16. This may be considered in the context of injuries suffered by the Claimant. His diagnosis is mentioned as “Fracture both bones right leg”. He underwent “interlocking nailing right tibia for the fracture both bones right leg” as is evident from the OPD Card dated 18.05.2013 of Fortis Flt. Lt. Rajan Dhall Hospital. Thereafter, he took the treatment at AIIMS Hospital, though no document to this effect had been placed on record. Considering that the petitioner/claimant has suffered fracture of both bones of his right leg, the amount of Rs.50,000/- for Pain and Suffering and Rs.10,000/- towards Conveyance and Special Diet is reasonable and fair in the circumstances.

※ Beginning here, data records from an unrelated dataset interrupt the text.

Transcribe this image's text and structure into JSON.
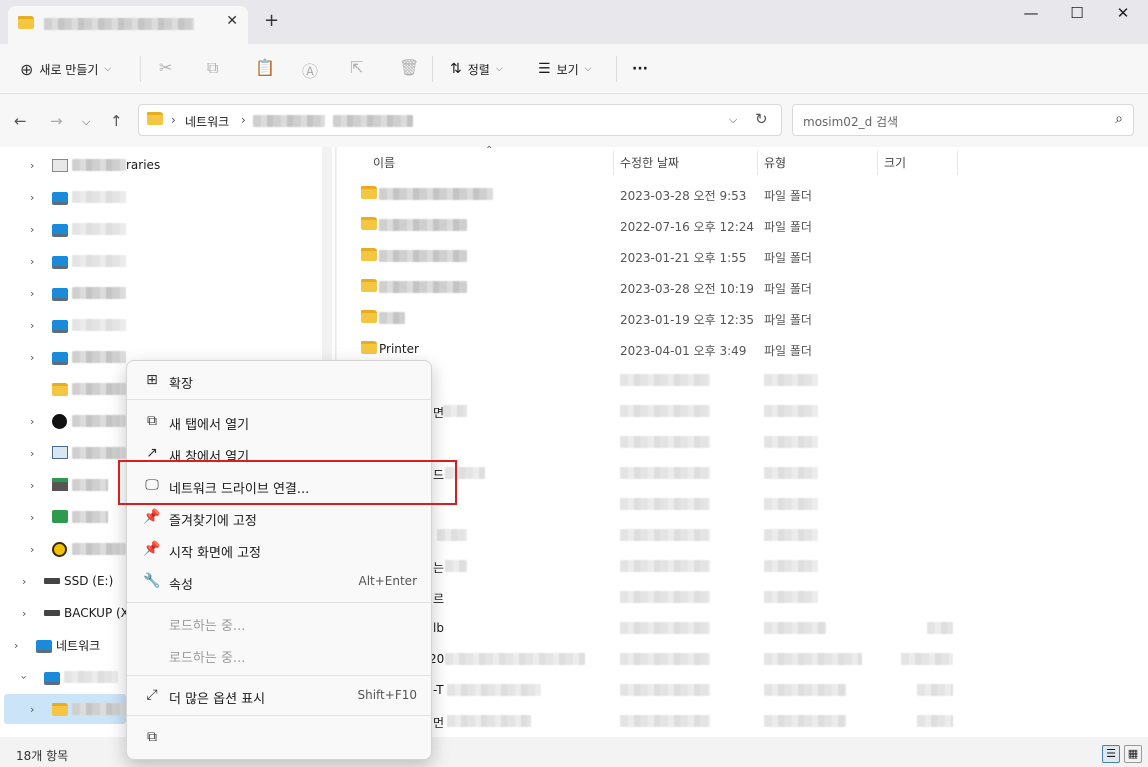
{
  "window": {
    "tab_title": "",
    "new_tab": "+",
    "tab_close": "✕",
    "minimize": "—",
    "maximize": "☐",
    "close": "✕"
  },
  "toolbar": {
    "new_label": "새로 만들기",
    "sort_label": "정렬",
    "view_label": "보기",
    "more_label": "···"
  },
  "address": {
    "root": "네트워크",
    "separator": "›"
  },
  "search": {
    "placeholder": "mosim02_d 검색"
  },
  "navpane": {
    "items": [
      {
        "label": "raries",
        "icon": "libraries-icon"
      },
      {
        "label": "",
        "icon": "computer-icon"
      },
      {
        "label": "",
        "icon": "computer-icon"
      },
      {
        "label": "",
        "icon": "computer-icon"
      },
      {
        "label": "",
        "icon": "computer-icon"
      },
      {
        "label": "",
        "icon": "computer-icon"
      },
      {
        "label": "",
        "icon": "computer-icon"
      },
      {
        "label": "",
        "icon": "folder-icon"
      },
      {
        "label": "",
        "icon": "unreal-icon"
      },
      {
        "label": "",
        "icon": "control-panel-icon"
      },
      {
        "label": "",
        "icon": "printer-icon"
      },
      {
        "label": "",
        "icon": "share-icon"
      },
      {
        "label": "",
        "icon": "kakaotalk-icon"
      }
    ],
    "ssd": "SSD (E:)",
    "backup": "BACKUP (X:",
    "network": "네트워크"
  },
  "columns": {
    "name": "이름",
    "modified": "수정한 날짜",
    "type": "유형",
    "size": "크기"
  },
  "files": [
    {
      "name": "",
      "date": "2023-03-28 오전 9:53",
      "type": "파일 폴더"
    },
    {
      "name": "",
      "date": "2022-07-16 오후 12:24",
      "type": "파일 폴더"
    },
    {
      "name": "",
      "date": "2023-01-21 오후 1:55",
      "type": "파일 폴더"
    },
    {
      "name": "",
      "date": "2023-03-28 오전 10:19",
      "type": "파일 폴더"
    },
    {
      "name": "",
      "date": "2023-01-19 오후 12:35",
      "type": "파일 폴더"
    },
    {
      "name": "Printer",
      "date": "2023-04-01 오후 3:49",
      "type": "파일 폴더"
    }
  ],
  "partial_names": [
    "면",
    "드",
    "는",
    "르",
    "lb",
    "20",
    "-T",
    "먼"
  ],
  "status": {
    "count": "18개 항목"
  },
  "context_menu": {
    "expand": "확장",
    "open_new_tab": "새 탭에서 열기",
    "open_new_window": "새 창에서 열기",
    "map_drive": "네트워크 드라이브 연결...",
    "pin_quick": "즐겨찾기에 고정",
    "pin_start": "시작 화면에 고정",
    "properties": "속성",
    "properties_shortcut": "Alt+Enter",
    "loading1": "로드하는 중...",
    "loading2": "로드하는 중...",
    "more_options": "더 많은 옵션 표시",
    "more_options_shortcut": "Shift+F10"
  },
  "colors": {
    "highlight_box": "#d42020",
    "accent": "#1570b5",
    "folder": "#f4c642"
  }
}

17. The loss of income @8,600/- for three months totalling to Rs.25,800/has been granted. Again, there is no unreasonableness since there is no documentary evidence led to prove that the treatment went beyond three months. Moreover, there is no evidence that he was not able to work and the on reasonable estimation of Fracture taking about this much time to heal, has reasonably granted the loss of Income for three months and no ground is made out for enhancement.

18. Pertinently, future treatment in the sum of Rs.20,000/- has been granted as nail was inserted for the healing of the fracture, even though no such document had been placed on record, to show the requirement of the future treatment.

19. The Compensation granted to the Appellant, is fair and reasonable especially considering that it is an accident of 2013 and the Award had been delivered in October, 2014.

20. The Appeal is without merits and is hereby dismissed.

21. The Appeal is accordingly disposed of.